Power Plant and Power Plant Live, two popular Inner Harbor tourist attractions, are in financial trouble and owner David S. Cordish wants Baltimore to forfeit $3 million in annual rent payments to help bail them out.
In return for the rent reduction, Cordish pledges to invest $16 million in the properties, which are about 40 percent vacant and face “serious challenges” in attracting retail and office tenants, Cordish told the Baltimore Development Corp. (BDC) today. (The glut in office space downtown has become widespread, leading to near-record levels of office vacancies.)
The BDC went into a closed session this morning to discuss the proposal by Cordish, who personally outlined his plan before the group.
M.J. “Jay” Brodie, president of BDC, said after the closed session that the agency would send its recommendation to Mayor Stephanie Rawlings-Blake, but could not disclose it because it contained confidential business information.
Closed to Media in Mid-Session
The meeting was closed to the public – during the middle of Cordish’s presentation to the board – at the request of Kaliope Parthemos, deputy mayor for economic development. That action resulted in the ousting of two members of the press (including this correspondent).
Prior to the closed session, Cordish, chairman of The Cordish Companies, a family-owned entertainment and gaming developer, outlined the problems facing the Power Plant, a huge brick edifice on Pratt St., and Power Plant Live, a collection of bars and clubs two blocks north on Market Place.
Cordish said the vertical space at the Power Plant, not to speak of the four smokestacks that run through the structure, makes it difficult to attract retail and business tenants. Leases for the two major tenants – Barnes & Noble and Hard Rock Cafe – will soon be up for renewal, while a third space, occupied by ESPN Zone, was vacated last year.
An annex building to the south, also controlled by Cordish, currently has a 30 percent vacancy rate due to downsizing by business and retail tenants.
Cordish did not address media reports that Phillips Seafood Restaurant is negotiating to lease the ex-ESPN site after it ends its tenancy at Harborplace in September.
Power Plant Live, purchased from the city for $5 million and developed by the Cordish Co. between 2001 and 2003, also suffers from high office vacancy.
He said that office rents are the “bread and butter for Power Plant Live,” and that, as Class B office space, the property is difficult to rent.
“What To Do?” Developer Asks
In addition, the pricing power for rents has been eroding and current asking prices are less than they were 10 years ago.
“What to do with Power Plant Live? We have subsidized the project very heavily,” Cordish told BDC.
He added that he had never before gone to BDC – or asked the city for tax or rent abatements – but that “financially [the properties] are a tremendous struggle.”
Currently, the Cordish group rents the Power Plant facility from the city for a fee of $1,000 a year.
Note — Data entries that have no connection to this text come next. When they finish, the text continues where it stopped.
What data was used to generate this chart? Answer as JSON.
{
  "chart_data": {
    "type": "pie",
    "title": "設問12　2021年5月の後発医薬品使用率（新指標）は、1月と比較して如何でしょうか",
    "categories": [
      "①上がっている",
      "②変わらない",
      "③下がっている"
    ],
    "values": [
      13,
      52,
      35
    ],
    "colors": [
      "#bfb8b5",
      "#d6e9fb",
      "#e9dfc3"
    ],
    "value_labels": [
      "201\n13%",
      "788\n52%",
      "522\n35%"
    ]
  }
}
Starting in 2009, or 11 years after Cordish took over the site, the city was entitled to 22% of the net profit from the building.
That profit amounted to $9,800, Darrell Doan, a BDC official, said today, which suggests that the entire facility generated about $40,000 in profit in 2009. The amount of earnings for 2010 has not yet been calculated, Doan said.
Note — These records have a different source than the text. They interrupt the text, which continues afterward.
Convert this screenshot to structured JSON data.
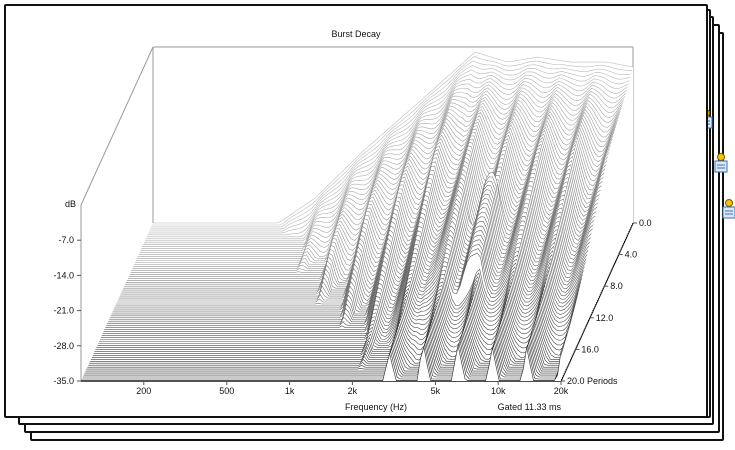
{
  "chart_data": {
    "type": "waterfall-3d",
    "title": "Burst Decay",
    "xlabel": "Frequency (Hz)",
    "x_scale": "log",
    "x_range": [
      100,
      20000
    ],
    "x_ticks": [
      "200",
      "500",
      "1k",
      "2k",
      "5k",
      "10k",
      "20k"
    ],
    "ylabel": "dB",
    "y_range": [
      -35.0,
      0.0
    ],
    "y_ticks": [
      "-7.0",
      "-14.0",
      "-21.0",
      "-28.0",
      "-35.0"
    ],
    "zlabel": "Periods",
    "z_range": [
      0.0,
      20.0
    ],
    "z_ticks": [
      "0.0",
      "4.0",
      "8.0",
      "12.0",
      "16.0",
      "20.0 Periods"
    ],
    "footer_note": "Gated 11.33 ms",
    "series": [
      {
        "x": [
          100,
          400,
          600,
          1000,
          2000,
          3500,
          5000,
          7000,
          10000,
          15000,
          20000
        ],
        "y": [
          -35,
          -35,
          -30,
          -21,
          -10,
          -1,
          -3,
          -2,
          -3,
          -3,
          -4
        ]
      }
    ]
  },
  "stack_tabs": [
    {
      "icon": "document-icon"
    },
    {
      "icon": "document-icon"
    },
    {
      "icon": "document-gear-icon"
    },
    {
      "icon": "document-gear-icon"
    },
    {
      "icon": "document-gear-icon"
    }
  ]
}
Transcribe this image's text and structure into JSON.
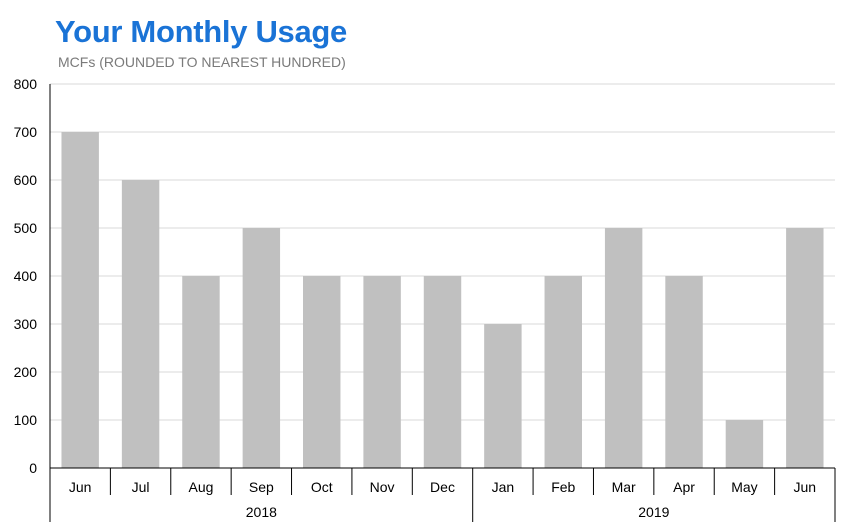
{
  "header": {
    "title": "Your Monthly Usage",
    "subtitle": "MCFs (ROUNDED TO NEAREST HUNDRED)"
  },
  "colors": {
    "title": "#1a73d6",
    "bar": "#c0c0c0",
    "grid": "#d9d9d9",
    "axis": "#000000"
  },
  "chart_data": {
    "type": "bar",
    "title": "Your Monthly Usage",
    "ylabel": "MCFs (ROUNDED TO NEAREST HUNDRED)",
    "xlabel": "",
    "ylim": [
      0,
      800
    ],
    "yticks": [
      0,
      100,
      200,
      300,
      400,
      500,
      600,
      700,
      800
    ],
    "grid": true,
    "categories": [
      "Jun",
      "Jul",
      "Aug",
      "Sep",
      "Oct",
      "Nov",
      "Dec",
      "Jan",
      "Feb",
      "Mar",
      "Apr",
      "May",
      "Jun"
    ],
    "values": [
      700,
      600,
      400,
      500,
      400,
      400,
      400,
      300,
      400,
      500,
      400,
      100,
      500
    ],
    "groups": [
      {
        "label": "2018",
        "count": 7
      },
      {
        "label": "2019",
        "count": 6
      }
    ]
  }
}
More Public Investment for the Inner Harbor
The one facility operated by Cordish Co. that returns a healthy profit is the Pier V Parking Garage. It is this property that Cordish wants a rent abatement from the city, along with a reduction in the ground rent it pays for the Power Plant Annex.
In return, according to minutes from a June 15 meeting with BDC, Cordish Co. would invest appropriately $10 million to refurbish and modernize Power Plant Live and $6 million to make improvements to the Power Plant.
In addition, Cordish said his company has secured $11 million in financing from its lenders to support Power Plant Live.
Cordish his bank lenders would not assist in additional financing of the Power Plant or restructure the present loans to Cordish. One key problem is the annex building has negative returns due to high vacancy.
Zed Smith, vice president of operations for Cordish Co., told the BDC board today that not only the Power Plant projects, but the entire Inner Harbor has reached “another tipping point” in which funds must be invested in order to keep the area attractive to tourists.
“Over time, things have changed,” he said. “The retail climate has changed. Where do we go from here?”
Smith said the city is facing the need to revitalize the whole Inner Harbor, and that, he implied, would take a great deal of fresh public funding.